A few weeks ago, the trailer for the upcoming sci-fi film The Martian released online. Look, here it is. Watch it. I’ll wait.

Looks pretty great, right? I saw it was based on a book. “Should I read the book?” I wondered aloud on social media.

Then social media nearly peed itself with enthusiasm. “YES,” everyone said, “READ THE MARTIAN.”

Okay, I thought. It had been a while since I’d read any adult sci-fi that really engaged me as a reader, and I was way overdue for something good. So I ordered the book, and waited eagerly for its arrival.

And dude.

Dude.

The Plot (from Goodreads):

Six days ago, astronaut Mark Watney became one of the first people to walk on Mars. Now, he’s sure he’ll be the first person to die there. After a dust storm nearly kills him & forces his crew to evacuate while thinking him dead, Mark finds himself stranded & completely alone with no way to even signal Earth that he’s alive—& even if he could get word out, his supplies would be gone long before a rescue could arrive. Chances are, though, he won’t have time to starve to death. The damaged machinery, unforgiving environment or plain-old “human error” are much more likely to kill him first. But Mark isn’t ready to give up yet. Drawing on his ingenuity, his engineering skills—& a relentless, dogged refusal to quit—he steadfastly confronts one seemingly insurmountable obstacle after the next. Will his resourcefulness be enough to overcome the impossible odds against him?

My Thoughts:

THE MARTIAN is, hands-down, one of the best books I’ve ever read. I don’t mean “best” in a technical sense — although I don’t think it has many faults in that arena either — but in a couldn’t-put-it-down, laughed-out-loud, recommended-it-to-everyone-I-knew, still-thinking-about-it-weeks-later sense. I loved it so much it’s hard to write a review without devolving into incoherent squealing noises, but I shall try.
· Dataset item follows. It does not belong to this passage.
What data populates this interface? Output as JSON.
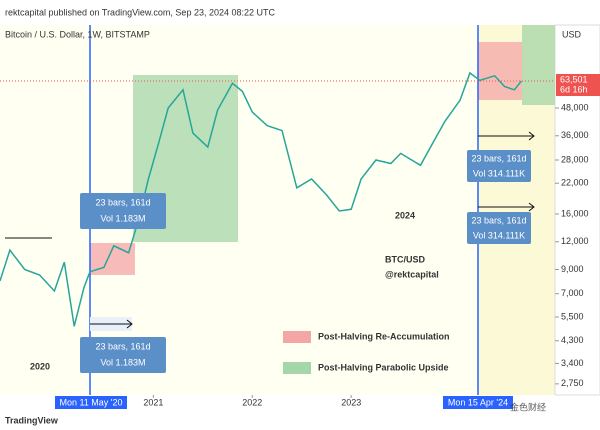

The appeal of THE MARTIAN hinges almost entirely on its main character, Mark Watney. The vast majority of the book is his first-person journal entries, where he describes his efforts to survive alone on a hostile planet, for years, using accommodations and supplies meant to last a month. This is a dangerous device, because if the reader doesn’t like the main character, there’s literally nothing else to focus on. Mark is it, at least for the first significant chunk of the book. Take him or leave him.
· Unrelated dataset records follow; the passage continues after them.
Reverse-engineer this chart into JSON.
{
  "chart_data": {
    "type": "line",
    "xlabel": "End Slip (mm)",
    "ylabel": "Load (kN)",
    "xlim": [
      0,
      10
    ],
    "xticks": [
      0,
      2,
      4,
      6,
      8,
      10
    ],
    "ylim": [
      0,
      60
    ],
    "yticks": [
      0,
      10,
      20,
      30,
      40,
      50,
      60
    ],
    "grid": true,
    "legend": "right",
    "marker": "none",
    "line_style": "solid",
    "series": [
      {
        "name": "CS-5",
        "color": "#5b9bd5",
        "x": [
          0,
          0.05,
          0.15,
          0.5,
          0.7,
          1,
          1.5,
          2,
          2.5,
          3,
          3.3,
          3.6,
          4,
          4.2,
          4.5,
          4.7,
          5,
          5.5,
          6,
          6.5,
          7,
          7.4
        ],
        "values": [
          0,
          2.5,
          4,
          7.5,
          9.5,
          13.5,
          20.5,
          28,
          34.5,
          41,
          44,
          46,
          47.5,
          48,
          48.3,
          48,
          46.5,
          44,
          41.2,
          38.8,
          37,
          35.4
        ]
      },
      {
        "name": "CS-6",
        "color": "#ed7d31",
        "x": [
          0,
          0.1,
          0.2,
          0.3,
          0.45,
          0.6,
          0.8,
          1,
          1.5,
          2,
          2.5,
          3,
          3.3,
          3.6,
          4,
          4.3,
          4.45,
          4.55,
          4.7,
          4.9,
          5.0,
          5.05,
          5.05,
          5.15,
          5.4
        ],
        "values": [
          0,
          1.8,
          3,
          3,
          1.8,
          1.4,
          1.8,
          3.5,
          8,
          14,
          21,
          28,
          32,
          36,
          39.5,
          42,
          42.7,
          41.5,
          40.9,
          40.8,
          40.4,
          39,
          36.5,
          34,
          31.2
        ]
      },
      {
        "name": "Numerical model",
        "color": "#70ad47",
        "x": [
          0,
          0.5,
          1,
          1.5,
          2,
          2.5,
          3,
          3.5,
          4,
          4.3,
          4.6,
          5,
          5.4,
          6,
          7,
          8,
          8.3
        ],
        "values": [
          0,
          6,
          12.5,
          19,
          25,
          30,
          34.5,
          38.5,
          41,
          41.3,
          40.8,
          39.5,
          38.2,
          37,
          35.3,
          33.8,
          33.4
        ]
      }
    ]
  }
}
Fortunately, Mark Watney is the kind of character I could read forever. Though most of his narration is spent breaking down the science of survival (soil cultivation! structural engineering! making water out of rocket fuel!), which sounds like it should be the most tedious of subjects, I was riveted from the first page to the last. He had a way of describing even the most complex processes in ways that were not only easy to follow, but exciting and, against all odds, funny. Never in my life would I have thought I could be so invested in potato farming, or laugh so hard at the woes of a man caught in such dire circumstances.

There are no bad guys in THE MARTIAN, and it doesn’t need any. There is only Mark (and, eventually, NASA) versus Mars. Since Mars is always present, and always deadly, the tension stays ratcheted up throughout. Life on Mars may be monotonous for Mark, but for the reader, there are no dull points. Everything Mark does is a matter of life and death, all told through a lens of determination, scrappiness, and wry (occasionally profane) humor.
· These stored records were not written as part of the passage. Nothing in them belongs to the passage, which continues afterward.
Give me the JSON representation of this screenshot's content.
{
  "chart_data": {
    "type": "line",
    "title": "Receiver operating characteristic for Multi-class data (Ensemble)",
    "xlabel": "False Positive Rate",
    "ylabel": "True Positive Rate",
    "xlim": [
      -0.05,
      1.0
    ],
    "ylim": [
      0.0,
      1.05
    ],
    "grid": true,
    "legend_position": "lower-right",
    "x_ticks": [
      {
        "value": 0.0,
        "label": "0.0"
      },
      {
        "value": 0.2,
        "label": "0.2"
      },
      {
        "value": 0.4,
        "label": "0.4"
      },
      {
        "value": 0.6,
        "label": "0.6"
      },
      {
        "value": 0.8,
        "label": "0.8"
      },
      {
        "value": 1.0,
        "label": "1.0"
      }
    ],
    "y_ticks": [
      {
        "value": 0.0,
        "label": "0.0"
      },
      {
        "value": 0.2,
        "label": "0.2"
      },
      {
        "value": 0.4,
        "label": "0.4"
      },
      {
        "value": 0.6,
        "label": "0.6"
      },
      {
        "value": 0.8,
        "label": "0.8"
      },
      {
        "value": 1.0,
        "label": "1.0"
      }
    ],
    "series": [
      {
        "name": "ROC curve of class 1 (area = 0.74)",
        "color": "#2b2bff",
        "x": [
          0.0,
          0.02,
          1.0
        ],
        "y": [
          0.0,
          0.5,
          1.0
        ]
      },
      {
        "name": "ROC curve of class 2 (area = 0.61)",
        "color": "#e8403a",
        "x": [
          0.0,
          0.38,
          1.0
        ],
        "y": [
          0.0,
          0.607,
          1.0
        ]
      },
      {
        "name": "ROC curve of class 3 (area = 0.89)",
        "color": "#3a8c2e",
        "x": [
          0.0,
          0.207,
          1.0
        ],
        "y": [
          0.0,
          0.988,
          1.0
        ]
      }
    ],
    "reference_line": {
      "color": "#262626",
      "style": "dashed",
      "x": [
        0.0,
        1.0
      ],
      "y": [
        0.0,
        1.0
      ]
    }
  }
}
Science is practically a main character in THE MARTIAN, but author Andy Weir — through Mark — breaks it down into language that was completely accessible to me, a total layman. Even though practically every page contains Mark working through calculations, conducting chemistry experiments, or engineering unorthodox solutions to his problems, the narrative never felt bogged down by it, nor was I ever confused. Everything from the technology to Mark’s methods to NASA’s reactions were all presented in such a compelling and believable way that I occasionally had to remind myself that this was science fiction, not a true story.

THE MARTIAN is everything I want in science fiction. High stakes, excellent pacing, unexpected humor, an amazing premise, smart yet accessible science, and fully realized characters that I miss once the last page is turned. It easily launched itself to the top of my list of favorite books, and is a story I look forward to re-reading many, many times. 100 out of 5 stars.